At Bertram's Hotel - Agatha Christie [60]
“All right?”
“Quite all right.”
“You know why I suggested it?”
“You thought—very kindly—that it was too hot for me by the fire. Besides,” she added, “our conversation cannot be overheard here.”
“Have you got something you want to tell me, Miss Marple?”
“Now why should you think that?”
“You looked as though you had,” said Davy.
“I’m sorry I showed it so plainly,” said Miss Marple. “I didn’t mean to.”
“Well, what about it?”
“I don’t know if I ought to do so. I would like you to believe, Inspector, that I am not really fond of interfering. I am against interference. Though often well-meant, it can cause a great deal of harm.”
“It’s like that, is it? I see. Yes, it’s quite a problem for you.”
“Sometimes one sees people doing things that seem to one unwise—even dangerous. But has one any right to interfere? Usually not, I think.”
“Is this Canon Pennyfather you’re talking about?”

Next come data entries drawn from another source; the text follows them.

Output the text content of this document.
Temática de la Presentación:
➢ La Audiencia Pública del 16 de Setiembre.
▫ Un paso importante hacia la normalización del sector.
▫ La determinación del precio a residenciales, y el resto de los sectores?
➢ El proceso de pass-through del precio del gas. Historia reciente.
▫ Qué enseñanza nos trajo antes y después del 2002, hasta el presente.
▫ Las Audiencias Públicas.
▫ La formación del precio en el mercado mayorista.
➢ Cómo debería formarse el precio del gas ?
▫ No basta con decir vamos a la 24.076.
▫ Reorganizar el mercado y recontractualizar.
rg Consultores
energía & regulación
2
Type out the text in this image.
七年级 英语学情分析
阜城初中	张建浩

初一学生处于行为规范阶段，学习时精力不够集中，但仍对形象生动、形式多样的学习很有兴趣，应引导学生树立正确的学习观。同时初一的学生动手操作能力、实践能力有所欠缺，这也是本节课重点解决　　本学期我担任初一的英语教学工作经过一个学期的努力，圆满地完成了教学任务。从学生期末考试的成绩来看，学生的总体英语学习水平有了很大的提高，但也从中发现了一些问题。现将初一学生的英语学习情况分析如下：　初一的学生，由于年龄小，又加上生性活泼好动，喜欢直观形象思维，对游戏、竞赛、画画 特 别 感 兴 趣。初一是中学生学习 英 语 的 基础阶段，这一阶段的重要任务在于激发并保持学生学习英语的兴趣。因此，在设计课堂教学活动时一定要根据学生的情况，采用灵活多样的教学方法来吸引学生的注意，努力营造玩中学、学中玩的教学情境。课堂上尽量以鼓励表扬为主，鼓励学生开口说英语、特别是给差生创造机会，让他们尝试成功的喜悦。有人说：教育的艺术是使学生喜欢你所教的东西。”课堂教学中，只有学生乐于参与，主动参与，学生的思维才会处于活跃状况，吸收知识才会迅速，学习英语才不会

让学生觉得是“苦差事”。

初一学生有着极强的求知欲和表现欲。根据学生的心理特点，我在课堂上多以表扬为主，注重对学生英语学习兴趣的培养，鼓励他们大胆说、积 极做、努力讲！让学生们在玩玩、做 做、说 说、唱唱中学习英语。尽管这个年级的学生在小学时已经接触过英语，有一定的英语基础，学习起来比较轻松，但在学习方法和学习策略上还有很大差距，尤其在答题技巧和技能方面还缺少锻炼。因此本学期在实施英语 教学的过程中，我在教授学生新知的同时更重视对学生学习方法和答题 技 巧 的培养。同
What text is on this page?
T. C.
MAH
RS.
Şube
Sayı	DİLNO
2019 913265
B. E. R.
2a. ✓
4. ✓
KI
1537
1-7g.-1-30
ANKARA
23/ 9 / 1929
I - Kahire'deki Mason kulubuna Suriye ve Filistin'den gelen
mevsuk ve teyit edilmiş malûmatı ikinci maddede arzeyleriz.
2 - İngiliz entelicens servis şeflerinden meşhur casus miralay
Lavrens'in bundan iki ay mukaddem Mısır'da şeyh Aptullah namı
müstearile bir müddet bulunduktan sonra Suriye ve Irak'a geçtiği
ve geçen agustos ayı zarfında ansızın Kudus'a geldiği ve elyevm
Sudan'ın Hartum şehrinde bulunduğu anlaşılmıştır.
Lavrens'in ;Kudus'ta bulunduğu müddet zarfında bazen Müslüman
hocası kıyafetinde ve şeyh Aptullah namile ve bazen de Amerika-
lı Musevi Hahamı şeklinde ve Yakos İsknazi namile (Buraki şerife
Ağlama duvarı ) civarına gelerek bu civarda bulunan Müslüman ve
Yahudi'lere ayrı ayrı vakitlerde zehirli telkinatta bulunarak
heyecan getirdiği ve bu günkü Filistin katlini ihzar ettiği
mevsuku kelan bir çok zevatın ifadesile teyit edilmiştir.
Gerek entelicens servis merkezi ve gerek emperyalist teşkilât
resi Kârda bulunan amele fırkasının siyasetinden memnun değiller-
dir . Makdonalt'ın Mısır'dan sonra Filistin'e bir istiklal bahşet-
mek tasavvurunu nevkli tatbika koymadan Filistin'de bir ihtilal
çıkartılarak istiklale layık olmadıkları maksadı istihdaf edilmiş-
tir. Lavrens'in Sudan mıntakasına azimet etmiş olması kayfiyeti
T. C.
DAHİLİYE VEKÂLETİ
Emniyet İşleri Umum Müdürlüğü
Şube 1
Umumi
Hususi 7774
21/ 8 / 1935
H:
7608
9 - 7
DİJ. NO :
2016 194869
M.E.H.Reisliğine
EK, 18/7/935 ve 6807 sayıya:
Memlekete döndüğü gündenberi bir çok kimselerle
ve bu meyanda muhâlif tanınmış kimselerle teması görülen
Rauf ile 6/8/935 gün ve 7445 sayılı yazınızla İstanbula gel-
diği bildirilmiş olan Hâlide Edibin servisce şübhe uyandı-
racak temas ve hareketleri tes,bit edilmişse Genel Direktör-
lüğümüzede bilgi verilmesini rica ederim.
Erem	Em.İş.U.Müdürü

“Canon Pennyfather?” Miss Marple sounded very surprised. “Oh no. Oh dear me no, nothing whatever to do with him. It concerns—a girl.”
“A girl, indeed? And you thought I could help?”
“I don’t know,” said Miss Marple. “I simply don’t know. But I’m worried, very worried.”
Father did not press her. He sat there looking large and comfortable and rather stupid. He let her take her time. She had been willing to do her best to help him, and he was quite prepared to do anything he could to help her. He was not, perhaps, particularly interested. On the other hand, one never knew.
“One reads in the papers,” said Miss Marple in a low clear voice, “accounts of proceedings in court; of young people, children or girls ‘in need of care and protection.’ It’s just a sort of legal phrase, I suppose, but it could mean something real.”
“This girl you mentioned, you feel she is in need of care and protection?”
“Yes. Yes I do.”
“Alone in the world?”
“Oh no,” said Miss Marple. “Very much not so, if I may put it that way. She is to all outward appearances very heavily protected and very well cared for.”
“Sounds interesting,” said Father.
“She was staying in this hotel,” said Miss Marple, “with a Mrs. Carpenter, I think. I looked in the register to see the name. The girl’s name is Elvira Blake.”
Father looked up with a quick air of interest.
“She was a lovely girl. Very young, very much, as I say, sheltered and protected. Her guardian was a Colonel Luscombe, a very nice man. Quite charming. Elderly of course, and I am afraid terribly innocent.”
“The guardian or the girl?”
“I meant the guardian,” said Miss Marple. “I don’t know about the girl. But I do think she is in danger. I came across her quite by chance in Battersea Park. She was sitting at a refreshment place there with a young man.”
“Oh, that’s it, is it?” said Father. “Undesirable, I suppose. Beatnik—spiv—thug—”
“A very handsome man,” said Miss Marple. “Not so very young. Thirty-odd, the kind of man that I should say is very attractive to women, but his face is a bad face. Cruel, hawklike, predatory.”
“He mayn’t be as bad as he looks,” said Father soothingly.
“If anything he is worse than he looks,” said Miss Marple. “I am convinced of it. He drives a large racing car.”
Father looked up quickly.
“Racing car?”
“Yes. Once or twice I’ve seen it standing near this hotel.”
“You don’t remember the number, do you?”
“Yes, indeed I do. FAN 2266. I had a cousin who stuttered,” Miss Marple explained. “That’s how I remember it.”
Father looked puzzled.
“Do you know who he is?” demanded Miss Marple.
“As a matter of fact I do,” said Father slowly. “Half French, half Polish. Very well-known racing driver, he was world champion three years ago. His name is Ladislaus Malinowski. You’re quite right in some of your views about him. He has a bad reputation where women are concerned. That is to say, he is not a suitable friend for a young girl. But it’s not easy to do anything about that sort of thing. I suppose she is meeting him on the sly, is that it?”
“Almost certainly,” said Miss Marple.